The direction is likely to be struck down by the Senate after 8 November, when the committee reports.

The solicitor general revealed that, when contacted by shadow attorney general, Mark Dreyfus, in June 2016 during the caretaker period, Gleeson said that he believed he had not been consulted about the direction and he did not agree with it.

Gleeson said he believed Law Officers Act meant he had a legal duty to answer Dreyfus. The direction was a major policy decision, had required Brandis to certify he had consulted Gleeson, and Gleeson had already warned he did not believe he had been.

Brandis said the first he became aware of Gleeson’s discussion with Dreyfus was at Friday’s committee hearing.

“[Gleeson] did not tell me he had [this] critical conversation ... I consider that he ought to have done so and I am shocked he did not.

“Even if on some construction he didn’t do the wrong thing [by speaking to Dreyfus] – no explanation was offered or is possible for why he did not to disclose that fact to the government.”

The attorney general said Gleeson should have sought consent before revealing the request for urgent advice about the composition of the Senate.

He rejected Gleeson’s view the direction prevented him giving the urgent advice because Gleeson had recognised the questions came from Brandis so the suggestion “that he was constrained or delayed [in providing advice] is unmaintainable”.

Gleeson said that he wrote to the attorney general and his department before the election to have the direction withdrawn but Brandis said he would not discuss it until after the election.

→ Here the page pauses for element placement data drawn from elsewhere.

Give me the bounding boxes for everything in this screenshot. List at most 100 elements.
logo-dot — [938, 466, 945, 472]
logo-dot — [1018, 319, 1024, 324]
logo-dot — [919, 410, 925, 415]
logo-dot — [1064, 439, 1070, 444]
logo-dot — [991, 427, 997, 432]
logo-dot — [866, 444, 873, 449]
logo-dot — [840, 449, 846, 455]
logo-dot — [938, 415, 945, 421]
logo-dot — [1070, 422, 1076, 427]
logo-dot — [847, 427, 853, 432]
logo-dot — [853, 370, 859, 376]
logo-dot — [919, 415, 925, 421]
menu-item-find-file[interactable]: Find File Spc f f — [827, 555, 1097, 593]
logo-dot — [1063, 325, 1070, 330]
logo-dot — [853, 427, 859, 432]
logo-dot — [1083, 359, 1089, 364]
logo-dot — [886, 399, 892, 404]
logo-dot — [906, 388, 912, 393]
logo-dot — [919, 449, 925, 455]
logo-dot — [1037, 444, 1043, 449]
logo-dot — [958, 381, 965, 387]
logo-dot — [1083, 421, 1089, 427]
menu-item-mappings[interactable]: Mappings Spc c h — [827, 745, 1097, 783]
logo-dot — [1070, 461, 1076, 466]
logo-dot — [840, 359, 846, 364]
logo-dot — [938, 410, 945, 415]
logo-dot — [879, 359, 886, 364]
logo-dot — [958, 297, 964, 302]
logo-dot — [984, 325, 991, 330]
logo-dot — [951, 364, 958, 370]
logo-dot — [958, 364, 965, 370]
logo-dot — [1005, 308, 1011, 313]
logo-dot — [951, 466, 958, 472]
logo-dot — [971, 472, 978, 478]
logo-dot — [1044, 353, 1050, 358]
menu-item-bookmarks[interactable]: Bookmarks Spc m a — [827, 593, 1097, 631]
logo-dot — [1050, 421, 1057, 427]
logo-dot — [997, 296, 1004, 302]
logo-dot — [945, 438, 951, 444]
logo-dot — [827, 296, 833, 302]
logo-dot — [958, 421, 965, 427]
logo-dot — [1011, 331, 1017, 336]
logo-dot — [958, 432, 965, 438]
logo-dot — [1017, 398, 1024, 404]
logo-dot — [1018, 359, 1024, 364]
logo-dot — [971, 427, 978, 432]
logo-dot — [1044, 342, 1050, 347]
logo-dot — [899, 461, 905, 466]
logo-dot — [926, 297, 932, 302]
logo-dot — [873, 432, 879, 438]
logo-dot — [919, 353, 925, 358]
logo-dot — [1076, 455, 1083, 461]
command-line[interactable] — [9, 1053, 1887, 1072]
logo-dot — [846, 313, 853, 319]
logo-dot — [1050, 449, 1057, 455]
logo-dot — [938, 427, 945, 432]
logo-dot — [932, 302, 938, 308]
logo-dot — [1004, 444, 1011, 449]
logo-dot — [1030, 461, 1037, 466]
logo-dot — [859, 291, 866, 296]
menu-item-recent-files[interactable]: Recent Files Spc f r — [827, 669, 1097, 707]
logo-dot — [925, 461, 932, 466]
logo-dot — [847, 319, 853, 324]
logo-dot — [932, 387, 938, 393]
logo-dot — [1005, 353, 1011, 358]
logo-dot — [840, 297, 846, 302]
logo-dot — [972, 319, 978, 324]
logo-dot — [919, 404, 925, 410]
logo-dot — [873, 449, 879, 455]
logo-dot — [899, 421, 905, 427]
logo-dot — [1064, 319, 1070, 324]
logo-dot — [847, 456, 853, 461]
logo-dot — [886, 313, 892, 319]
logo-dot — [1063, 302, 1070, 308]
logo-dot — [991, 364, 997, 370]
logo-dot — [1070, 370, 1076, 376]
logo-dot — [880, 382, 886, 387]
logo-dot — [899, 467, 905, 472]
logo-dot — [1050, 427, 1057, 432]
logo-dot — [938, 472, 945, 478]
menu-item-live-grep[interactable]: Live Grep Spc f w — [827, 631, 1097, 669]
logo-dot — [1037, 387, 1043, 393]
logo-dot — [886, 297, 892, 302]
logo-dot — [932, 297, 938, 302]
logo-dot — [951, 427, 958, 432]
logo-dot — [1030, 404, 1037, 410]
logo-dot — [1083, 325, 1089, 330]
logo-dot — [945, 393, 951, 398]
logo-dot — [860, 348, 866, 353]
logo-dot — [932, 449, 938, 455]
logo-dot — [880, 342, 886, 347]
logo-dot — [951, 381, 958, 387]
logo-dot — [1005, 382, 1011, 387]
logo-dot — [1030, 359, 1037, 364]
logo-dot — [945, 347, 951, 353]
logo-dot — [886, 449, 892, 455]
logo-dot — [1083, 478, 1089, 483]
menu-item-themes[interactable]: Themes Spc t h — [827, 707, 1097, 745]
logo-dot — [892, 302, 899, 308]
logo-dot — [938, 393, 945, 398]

“The attorney general has refused to engage with me on this topic despite knowing my concerns,” he said.

Brandis rejected Gleeson’s view, because he wrote to him about the controversy on 16 August, after the election. He said he was “disappointed” the solicitor general had not yet responded.

If the 2 July election had produced a hung parliament, the direction would mean the second law officer would need to seek consent from the attorney general before giving advice to the governor general, Gleeson said.

Brandis rejected hypotheticals of that nature, saying it would be “inconceivable” an attorney general would deny a request for advice from the prime minister or governor general.

Brandis maintains he did consult Gleeson at a meeting on 30 November about the substance of the procedure for providing advice, if not the form of the legal direction which was nevertheless “identical” to a guidance note that was discussed.

Gleeson said the attorney general did not seek the solicitor general’s opinion about the binding direction before he made it.

Gleeson testified that a public statement Brandis made about the constitutionality of the government’s citizenship bill neglected to include his qualifications to the opinion, and quoted his advice on an earlier version of the bill, not the one presented to parliament.

“The bill, as introduced on 23 June [2015] … contained two elements I had never been asked to advise on: about ministerial discretion, and the abolition of any requirement of natural justice,” he said.

Brandis said the immigration minister, Peter Dutton, had carriage of the citizenship bill but the pair were not able to agree on it. The frequent legal advice sought reflected “the to and fro within the government as to what the features of the bill should be”, Brandis said.

Gleeson said constitutional advice should be sought from the solicitor general because he or she has access to confidential legal advice provided to the commonwealth over a century and would have to defend legislation in court.